From a fundamental perspective, NOC is one of the strongest performers in the industry. Revenues are growing at a rapid clip, and it has used its burgeoning cash flows to reward shareholders in the form of buybacks and dividend payouts.
As I write this, TipRanks has an average price target of $363.71 a pop on the stock, a 20% upside.
Despite a challenging year, fourth-quarter 2020 sales rose $1.5 billion, or 17%, and 2020 sales jumped $3.0 billion, or 9%. Gross margin and return on equity are at a very healthy 20.3% and 30.1%, respectively. It’s not surprising, since we are dealing with a company with several excellent government contracts.
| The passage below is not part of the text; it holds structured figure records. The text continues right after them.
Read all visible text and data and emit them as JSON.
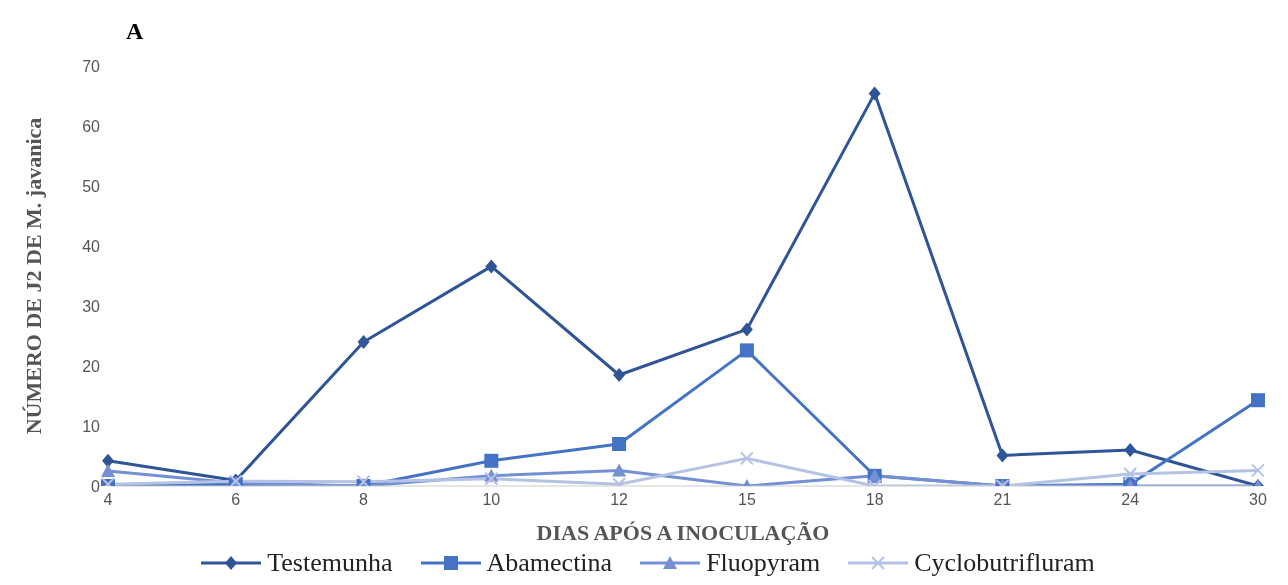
{
  "chart_data": {
    "type": "line",
    "title": "A",
    "xlabel": "DIAS APÓS A INOCULAÇÃO",
    "ylabel": "NÚMERO DE J2 DE M. javanica",
    "categories": [
      "4",
      "6",
      "8",
      "10",
      "12",
      "15",
      "18",
      "21",
      "24",
      "30"
    ],
    "series": [
      {
        "name": "Testemunha",
        "color": "#2f5597",
        "marker": "diamond",
        "values": [
          4.2,
          0.9,
          24,
          36.6,
          18.5,
          26.1,
          65.4,
          5.1,
          6,
          0
        ]
      },
      {
        "name": "Abamectina",
        "color": "#4472c4",
        "marker": "square",
        "values": [
          0,
          0.3,
          0,
          4.2,
          7,
          22.6,
          1.7,
          0,
          0.3,
          14.3
        ]
      },
      {
        "name": "Fluopyram",
        "color": "#7390d4",
        "marker": "triangle",
        "values": [
          2.5,
          0.5,
          0,
          1.7,
          2.6,
          0,
          1.7,
          0,
          0,
          0
        ]
      },
      {
        "name": "Cyclobutrifluram",
        "color": "#b4c2e6",
        "marker": "cross",
        "values": [
          0.3,
          0.8,
          0.7,
          1.2,
          0.3,
          4.6,
          0,
          0,
          2,
          2.6
        ]
      }
    ],
    "ylim": [
      0,
      70
    ],
    "yticks": [
      0,
      10,
      20,
      30,
      40,
      50,
      60,
      70
    ],
    "grid": false,
    "legend": "bottom"
  }
}
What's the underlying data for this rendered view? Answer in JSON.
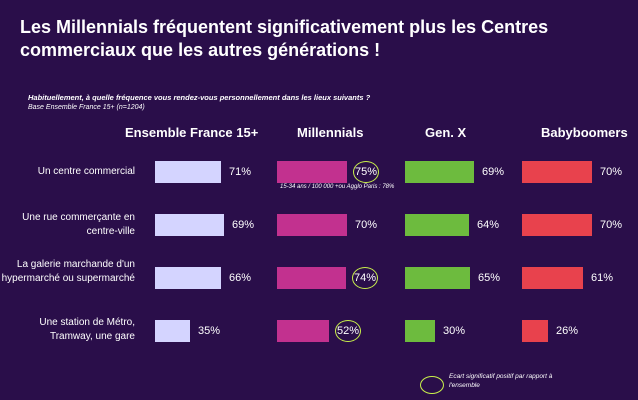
{
  "title": "Les Millennials fréquentent significativement plus les Centres commerciaux que les autres générations !",
  "question": "Habituellement, à quelle fréquence vous rendez-vous personnellement dans les lieux suivants ?",
  "base": "Base Ensemble France 15+ (n=1204)",
  "note": "15-34 ans / 100 000 +ou Agglo Paris : 78%",
  "legend": "Ecart significatif positif par rapport à l'ensemble",
  "colors": {
    "ensemble": "#d4d4ff",
    "millennials": "#c2318f",
    "genx": "#6dbb3e",
    "babyboomers": "#e8424d",
    "ring": "#c8f04a"
  },
  "chart_data": {
    "type": "bar",
    "title": "Les Millennials fréquentent significativement plus les Centres commerciaux que les autres générations !",
    "categories": [
      "Un centre commercial",
      "Une rue commerçante en centre-ville",
      "La galerie marchande d'un hypermarché ou supermarché",
      "Une station de Métro, Tramway, une gare"
    ],
    "series": [
      {
        "name": "Ensemble France 15+",
        "values": [
          71,
          69,
          66,
          35
        ],
        "labels": [
          "71%",
          "69%",
          "66%",
          "35%"
        ],
        "significant": [
          false,
          false,
          false,
          false
        ]
      },
      {
        "name": "Millennials",
        "values": [
          75,
          70,
          74,
          52
        ],
        "labels": [
          "75%",
          "70%",
          "74%",
          "52%"
        ],
        "significant": [
          true,
          false,
          true,
          true
        ]
      },
      {
        "name": "Gen. X",
        "values": [
          69,
          64,
          65,
          30
        ],
        "labels": [
          "69%",
          "64%",
          "65%",
          "30%"
        ],
        "significant": [
          false,
          false,
          false,
          false
        ]
      },
      {
        "name": "Babyboomers",
        "values": [
          70,
          70,
          61,
          26
        ],
        "labels": [
          "70%",
          "70%",
          "61%",
          "26%"
        ],
        "significant": [
          false,
          false,
          false,
          false
        ]
      }
    ],
    "unit": "%",
    "ylim": [
      0,
      100
    ]
  }
}
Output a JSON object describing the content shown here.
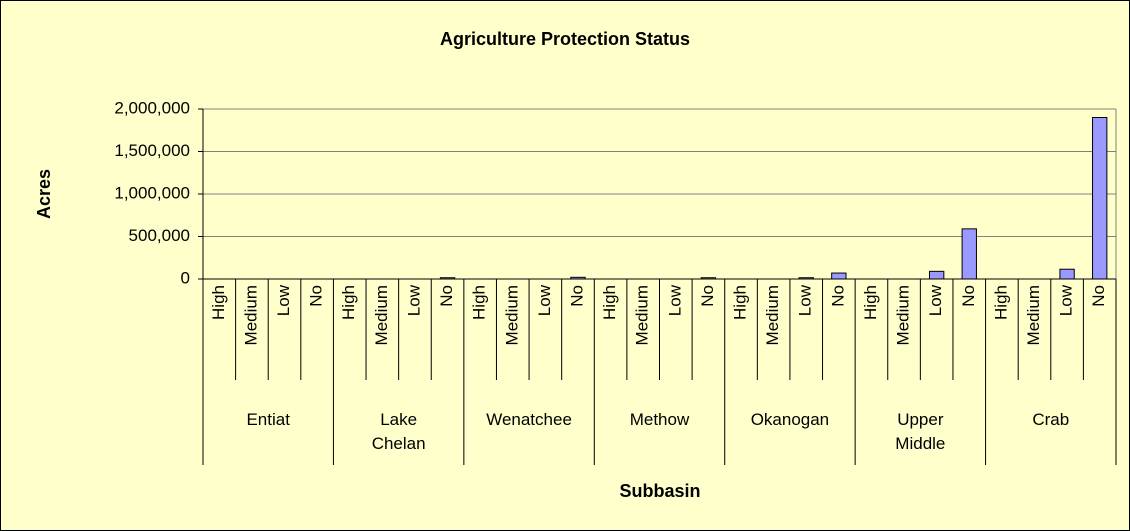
{
  "chart_data": {
    "type": "bar",
    "title": "Agriculture Protection Status",
    "y_label": "Acres",
    "x_label": "Subbasin",
    "groups": [
      {
        "name": "Entiat",
        "categories": [
          "High",
          "Medium",
          "Low",
          "No"
        ],
        "values": [
          0,
          0,
          0,
          0
        ]
      },
      {
        "name": "Lake\nChelan",
        "categories": [
          "High",
          "Medium",
          "Low",
          "No"
        ],
        "values": [
          0,
          0,
          0,
          15000
        ]
      },
      {
        "name": "Wenatchee",
        "categories": [
          "High",
          "Medium",
          "Low",
          "No"
        ],
        "values": [
          0,
          0,
          0,
          20000
        ]
      },
      {
        "name": "Methow",
        "categories": [
          "High",
          "Medium",
          "Low",
          "No"
        ],
        "values": [
          0,
          0,
          0,
          15000
        ]
      },
      {
        "name": "Okanogan",
        "categories": [
          "High",
          "Medium",
          "Low",
          "No"
        ],
        "values": [
          0,
          0,
          15000,
          70000
        ]
      },
      {
        "name": "Upper\nMiddle",
        "categories": [
          "High",
          "Medium",
          "Low",
          "No"
        ],
        "values": [
          0,
          0,
          90000,
          590000
        ]
      },
      {
        "name": "Crab",
        "categories": [
          "High",
          "Medium",
          "Low",
          "No"
        ],
        "values": [
          0,
          0,
          115000,
          1900000
        ]
      }
    ],
    "color": "#9999ff",
    "ylim": [
      0,
      2000000
    ],
    "yticks": [
      0,
      {
        "value": 500000,
        "label": "500,000"
      },
      {
        "value": 1000000,
        "label": "1,000,000"
      },
      {
        "value": 1500000,
        "label": "1,500,000"
      },
      {
        "value": 2000000,
        "label": "2,000,000"
      }
    ],
    "grid": true
  }
}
Dividends are growing at a consistent pace for the last 10 years. Despite the pandemic, the company boosted quarterly payments by 9.85% last year.
Meanwhile, the Falls Church defense giant has outlined a plan to repurchase $3 billion in stock in 2021. For all these reasons and more, it’s surprising that NOC stock is trading at 12.7 times forward price-to-earnings. But that means it’s a steal for you at current rates.
On the date of publication, Faizan Farooque did not have (either directly or indirectly) any positions in the securities mentioned in this article.